There are hundreds of names, dates, and incidents in Blood and Politics. The book sometimes reads as if Zeskind attended every koffee klatch since the Nixon administration and met every one-act clown that donned a robe or published a pamphlet. This rich embroidery of specifics falls, to some extent, beside the point. When it comes to white nationalism, the devil is most decidedly not in the details.
Blood and Politics’ genius resides in analysis of the resilient ideas that have informed white nationalist paranoia. “White dispossession” is the specter haunting their America, and most any development testifies to white power’s deterioration. The fall of the Berlin Wall? Yes. Stagnant economy? Yes. Immigration reform? Yes. All events conspire against white cultural and political hegemony, and from this siege mentality Zeskind locates a unity amidst the factionalism. Despite tactical differences, Zeskind writes, “For both mainstreamers and vanguardists alike, the cultural war [is] not for control of a single culture. Rather, it [is] a war between cultures for dominance over a single piece of North American real estate.” White nationalists have, in effect, formulated and applied a home-grown, domestic version of Huntington’s clash of civilizations thesis.
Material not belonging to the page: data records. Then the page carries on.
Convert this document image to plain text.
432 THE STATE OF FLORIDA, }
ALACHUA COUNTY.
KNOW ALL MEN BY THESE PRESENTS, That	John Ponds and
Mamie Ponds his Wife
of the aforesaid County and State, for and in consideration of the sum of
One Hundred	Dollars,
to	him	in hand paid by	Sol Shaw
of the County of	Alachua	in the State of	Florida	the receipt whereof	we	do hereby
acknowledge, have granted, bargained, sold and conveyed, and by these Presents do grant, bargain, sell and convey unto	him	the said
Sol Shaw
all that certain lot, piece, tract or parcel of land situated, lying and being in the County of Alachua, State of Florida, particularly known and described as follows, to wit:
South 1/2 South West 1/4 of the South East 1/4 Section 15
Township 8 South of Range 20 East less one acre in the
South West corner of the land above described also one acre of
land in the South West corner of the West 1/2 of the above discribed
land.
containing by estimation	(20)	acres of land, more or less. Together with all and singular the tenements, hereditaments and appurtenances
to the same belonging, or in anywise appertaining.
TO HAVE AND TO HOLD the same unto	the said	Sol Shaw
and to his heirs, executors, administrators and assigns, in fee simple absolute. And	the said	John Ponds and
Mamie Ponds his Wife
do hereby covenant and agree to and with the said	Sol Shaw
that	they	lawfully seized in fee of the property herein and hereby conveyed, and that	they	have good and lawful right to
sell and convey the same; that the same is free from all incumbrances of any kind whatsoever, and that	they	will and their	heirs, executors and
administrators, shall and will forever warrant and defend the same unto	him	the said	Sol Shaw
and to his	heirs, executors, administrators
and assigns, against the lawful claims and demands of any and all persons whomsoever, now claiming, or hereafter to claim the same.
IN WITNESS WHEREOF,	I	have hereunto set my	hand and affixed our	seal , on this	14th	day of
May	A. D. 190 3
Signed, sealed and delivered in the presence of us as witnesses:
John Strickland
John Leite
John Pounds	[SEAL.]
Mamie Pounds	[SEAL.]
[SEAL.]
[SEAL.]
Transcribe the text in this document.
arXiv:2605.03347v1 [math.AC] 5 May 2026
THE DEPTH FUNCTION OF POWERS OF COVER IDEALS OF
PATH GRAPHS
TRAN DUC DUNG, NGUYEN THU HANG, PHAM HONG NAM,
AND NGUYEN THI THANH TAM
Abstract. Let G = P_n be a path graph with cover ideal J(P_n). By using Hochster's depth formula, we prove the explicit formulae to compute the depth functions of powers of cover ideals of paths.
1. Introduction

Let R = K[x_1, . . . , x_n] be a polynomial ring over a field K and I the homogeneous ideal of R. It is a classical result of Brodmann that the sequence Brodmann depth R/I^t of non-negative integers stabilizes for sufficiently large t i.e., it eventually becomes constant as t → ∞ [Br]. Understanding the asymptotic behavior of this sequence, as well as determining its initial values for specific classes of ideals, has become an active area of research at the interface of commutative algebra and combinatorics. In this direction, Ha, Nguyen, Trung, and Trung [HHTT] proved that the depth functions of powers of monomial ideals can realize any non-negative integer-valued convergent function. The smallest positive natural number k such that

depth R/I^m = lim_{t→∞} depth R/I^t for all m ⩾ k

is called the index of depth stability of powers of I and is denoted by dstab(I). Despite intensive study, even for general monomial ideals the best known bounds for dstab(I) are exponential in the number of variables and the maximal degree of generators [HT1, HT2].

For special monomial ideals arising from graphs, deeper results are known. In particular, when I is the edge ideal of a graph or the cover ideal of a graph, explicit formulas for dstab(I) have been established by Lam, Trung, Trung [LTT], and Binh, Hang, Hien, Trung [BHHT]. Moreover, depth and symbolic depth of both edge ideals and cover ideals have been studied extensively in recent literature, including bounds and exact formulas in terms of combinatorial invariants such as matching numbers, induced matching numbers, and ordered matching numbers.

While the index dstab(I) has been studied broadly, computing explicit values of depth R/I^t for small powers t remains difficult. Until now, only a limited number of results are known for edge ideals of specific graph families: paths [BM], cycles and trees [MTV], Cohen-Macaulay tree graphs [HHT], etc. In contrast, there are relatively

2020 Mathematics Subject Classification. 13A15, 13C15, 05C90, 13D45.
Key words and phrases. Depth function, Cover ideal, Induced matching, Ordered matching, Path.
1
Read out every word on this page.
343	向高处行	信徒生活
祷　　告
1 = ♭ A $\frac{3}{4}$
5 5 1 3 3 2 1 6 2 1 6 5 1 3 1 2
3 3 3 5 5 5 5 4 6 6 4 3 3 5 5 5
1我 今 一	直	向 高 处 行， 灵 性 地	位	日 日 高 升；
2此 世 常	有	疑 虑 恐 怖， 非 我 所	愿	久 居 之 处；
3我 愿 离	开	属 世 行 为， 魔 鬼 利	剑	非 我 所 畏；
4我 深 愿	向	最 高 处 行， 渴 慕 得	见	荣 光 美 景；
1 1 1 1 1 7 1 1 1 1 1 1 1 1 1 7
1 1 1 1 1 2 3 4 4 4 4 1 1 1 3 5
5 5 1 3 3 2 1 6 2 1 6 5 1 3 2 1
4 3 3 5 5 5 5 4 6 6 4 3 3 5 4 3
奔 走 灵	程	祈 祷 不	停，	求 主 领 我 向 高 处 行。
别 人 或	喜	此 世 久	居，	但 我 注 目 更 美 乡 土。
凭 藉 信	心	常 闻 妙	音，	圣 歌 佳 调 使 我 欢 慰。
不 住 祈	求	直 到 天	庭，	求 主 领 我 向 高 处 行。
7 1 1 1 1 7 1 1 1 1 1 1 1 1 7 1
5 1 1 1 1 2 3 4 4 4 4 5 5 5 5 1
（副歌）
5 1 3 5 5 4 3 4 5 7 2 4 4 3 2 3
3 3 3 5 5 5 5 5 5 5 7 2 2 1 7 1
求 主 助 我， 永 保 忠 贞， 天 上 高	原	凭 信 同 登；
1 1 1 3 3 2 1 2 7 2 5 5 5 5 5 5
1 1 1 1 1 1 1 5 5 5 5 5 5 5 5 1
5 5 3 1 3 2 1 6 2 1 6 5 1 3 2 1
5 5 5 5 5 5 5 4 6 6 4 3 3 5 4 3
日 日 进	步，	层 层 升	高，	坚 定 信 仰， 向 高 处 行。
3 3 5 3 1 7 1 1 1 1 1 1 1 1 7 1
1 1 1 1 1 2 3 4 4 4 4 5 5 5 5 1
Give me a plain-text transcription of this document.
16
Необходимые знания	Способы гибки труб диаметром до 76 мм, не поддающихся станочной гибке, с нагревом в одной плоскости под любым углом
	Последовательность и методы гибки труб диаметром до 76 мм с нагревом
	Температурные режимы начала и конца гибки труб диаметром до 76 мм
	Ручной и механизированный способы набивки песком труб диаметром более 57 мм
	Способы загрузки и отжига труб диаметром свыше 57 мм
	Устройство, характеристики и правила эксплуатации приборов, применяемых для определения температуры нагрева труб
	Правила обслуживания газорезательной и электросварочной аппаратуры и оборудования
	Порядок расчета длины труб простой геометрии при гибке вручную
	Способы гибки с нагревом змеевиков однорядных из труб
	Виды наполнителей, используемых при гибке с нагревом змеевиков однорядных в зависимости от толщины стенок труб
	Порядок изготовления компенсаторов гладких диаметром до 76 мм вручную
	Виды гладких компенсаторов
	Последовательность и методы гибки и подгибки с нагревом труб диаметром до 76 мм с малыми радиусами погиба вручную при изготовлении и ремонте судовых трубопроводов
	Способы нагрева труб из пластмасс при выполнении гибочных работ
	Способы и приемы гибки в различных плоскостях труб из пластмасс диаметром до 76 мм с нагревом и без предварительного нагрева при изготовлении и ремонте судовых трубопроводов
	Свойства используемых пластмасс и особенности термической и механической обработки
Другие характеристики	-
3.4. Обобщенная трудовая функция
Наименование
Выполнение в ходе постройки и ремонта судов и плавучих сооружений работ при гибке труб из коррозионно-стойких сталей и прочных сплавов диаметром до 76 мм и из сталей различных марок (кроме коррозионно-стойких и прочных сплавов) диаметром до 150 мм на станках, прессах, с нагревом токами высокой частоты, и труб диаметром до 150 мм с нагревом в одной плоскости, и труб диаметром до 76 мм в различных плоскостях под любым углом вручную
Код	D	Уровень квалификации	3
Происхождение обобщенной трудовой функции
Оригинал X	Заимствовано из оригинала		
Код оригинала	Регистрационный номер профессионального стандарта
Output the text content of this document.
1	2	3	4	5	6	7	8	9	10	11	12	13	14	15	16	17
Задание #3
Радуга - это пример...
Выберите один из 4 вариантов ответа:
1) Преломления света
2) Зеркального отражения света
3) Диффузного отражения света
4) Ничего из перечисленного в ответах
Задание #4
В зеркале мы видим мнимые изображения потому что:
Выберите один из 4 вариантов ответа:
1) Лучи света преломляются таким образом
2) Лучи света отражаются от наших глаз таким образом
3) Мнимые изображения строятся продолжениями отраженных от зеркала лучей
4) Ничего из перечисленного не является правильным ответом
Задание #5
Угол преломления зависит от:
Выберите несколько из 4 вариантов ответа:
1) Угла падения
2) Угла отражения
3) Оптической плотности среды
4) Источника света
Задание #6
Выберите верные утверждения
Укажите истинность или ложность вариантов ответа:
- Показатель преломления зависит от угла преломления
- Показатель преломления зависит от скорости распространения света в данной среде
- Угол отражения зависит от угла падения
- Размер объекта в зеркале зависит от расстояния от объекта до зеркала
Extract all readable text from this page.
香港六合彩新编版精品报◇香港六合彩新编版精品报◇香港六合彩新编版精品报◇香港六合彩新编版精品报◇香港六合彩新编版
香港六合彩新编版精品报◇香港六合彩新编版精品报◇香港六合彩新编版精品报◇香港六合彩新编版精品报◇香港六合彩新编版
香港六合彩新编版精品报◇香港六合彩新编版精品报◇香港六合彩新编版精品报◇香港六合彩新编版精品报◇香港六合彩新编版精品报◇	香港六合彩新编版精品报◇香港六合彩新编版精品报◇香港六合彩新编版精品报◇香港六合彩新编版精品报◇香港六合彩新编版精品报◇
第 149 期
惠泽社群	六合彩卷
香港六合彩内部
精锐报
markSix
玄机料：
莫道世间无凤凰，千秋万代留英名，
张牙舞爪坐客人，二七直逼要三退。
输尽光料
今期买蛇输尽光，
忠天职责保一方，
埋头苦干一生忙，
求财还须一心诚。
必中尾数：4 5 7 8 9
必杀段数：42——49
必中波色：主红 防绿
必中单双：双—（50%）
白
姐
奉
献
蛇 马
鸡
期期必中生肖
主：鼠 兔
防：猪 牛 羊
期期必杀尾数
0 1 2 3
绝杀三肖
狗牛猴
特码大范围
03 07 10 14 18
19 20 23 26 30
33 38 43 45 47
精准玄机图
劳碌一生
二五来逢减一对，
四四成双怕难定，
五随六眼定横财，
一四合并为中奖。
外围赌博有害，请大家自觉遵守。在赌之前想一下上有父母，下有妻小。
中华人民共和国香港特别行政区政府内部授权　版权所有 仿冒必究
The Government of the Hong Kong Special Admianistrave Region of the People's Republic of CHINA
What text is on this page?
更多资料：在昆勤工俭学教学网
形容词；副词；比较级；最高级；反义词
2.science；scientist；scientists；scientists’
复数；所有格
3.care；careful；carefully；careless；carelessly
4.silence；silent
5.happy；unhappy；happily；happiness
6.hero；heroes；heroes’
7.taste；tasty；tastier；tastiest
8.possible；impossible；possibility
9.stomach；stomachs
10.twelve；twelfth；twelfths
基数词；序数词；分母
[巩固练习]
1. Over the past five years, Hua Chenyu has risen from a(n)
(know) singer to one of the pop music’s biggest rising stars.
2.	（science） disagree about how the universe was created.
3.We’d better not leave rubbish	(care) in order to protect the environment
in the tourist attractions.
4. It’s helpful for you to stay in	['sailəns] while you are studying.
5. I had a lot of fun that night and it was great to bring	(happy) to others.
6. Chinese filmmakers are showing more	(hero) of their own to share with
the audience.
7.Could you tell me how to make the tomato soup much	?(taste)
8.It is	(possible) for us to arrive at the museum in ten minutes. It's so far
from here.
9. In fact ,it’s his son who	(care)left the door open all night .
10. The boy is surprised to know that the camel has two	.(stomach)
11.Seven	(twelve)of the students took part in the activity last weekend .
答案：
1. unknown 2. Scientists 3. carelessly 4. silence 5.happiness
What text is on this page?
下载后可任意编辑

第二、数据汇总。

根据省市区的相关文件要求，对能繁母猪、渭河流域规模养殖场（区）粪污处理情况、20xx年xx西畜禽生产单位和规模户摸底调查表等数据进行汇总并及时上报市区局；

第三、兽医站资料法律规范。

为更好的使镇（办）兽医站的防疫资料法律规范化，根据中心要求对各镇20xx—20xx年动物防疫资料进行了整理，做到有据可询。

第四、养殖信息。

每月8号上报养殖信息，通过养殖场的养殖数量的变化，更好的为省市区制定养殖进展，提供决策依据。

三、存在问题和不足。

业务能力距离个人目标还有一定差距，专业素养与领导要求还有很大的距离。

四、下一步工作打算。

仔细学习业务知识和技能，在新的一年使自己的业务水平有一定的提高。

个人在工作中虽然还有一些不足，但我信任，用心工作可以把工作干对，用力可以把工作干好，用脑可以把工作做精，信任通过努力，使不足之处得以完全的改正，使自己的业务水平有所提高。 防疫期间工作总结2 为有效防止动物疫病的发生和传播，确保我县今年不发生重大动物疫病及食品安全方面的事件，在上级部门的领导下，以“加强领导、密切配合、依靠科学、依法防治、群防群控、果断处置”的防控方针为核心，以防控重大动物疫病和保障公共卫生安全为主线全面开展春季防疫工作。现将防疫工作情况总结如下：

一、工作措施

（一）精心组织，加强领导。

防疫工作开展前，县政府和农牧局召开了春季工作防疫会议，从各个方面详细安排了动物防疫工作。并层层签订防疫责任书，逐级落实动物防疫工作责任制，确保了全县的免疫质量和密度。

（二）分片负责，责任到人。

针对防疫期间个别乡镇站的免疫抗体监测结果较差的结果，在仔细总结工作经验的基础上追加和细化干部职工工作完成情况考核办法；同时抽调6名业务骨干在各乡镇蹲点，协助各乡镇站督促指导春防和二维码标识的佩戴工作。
Blood and Politics concludes its narrative in 2004. Things have since changed. As the FBI report mentioned above illustrates, Barack Obama “verifies” nationalists’ terror of dispossession – and the President has become an un-witting co-conspirator in the current resurgence of American hate. Histories that so closely abut the present often feel incomplete, but that Obama’s name only appears once in Blood and Politics does not diminish the book’s relevance. It’s a given that without studying the historical antecedents of Obama’s election one can’t fully understand the current state of race relations in the United States. Likewise, Zeskind’s encyclopedic book reveals the shadow history contemporaneous with the march of civil rights and is essential to the understanding of our present moment. Obama’s presidency heralds a new stage in America’s engagement with the color-line, but as both Blood and Politics and the recent enlistment in the armies of racial purity attest, nothing in the world is single.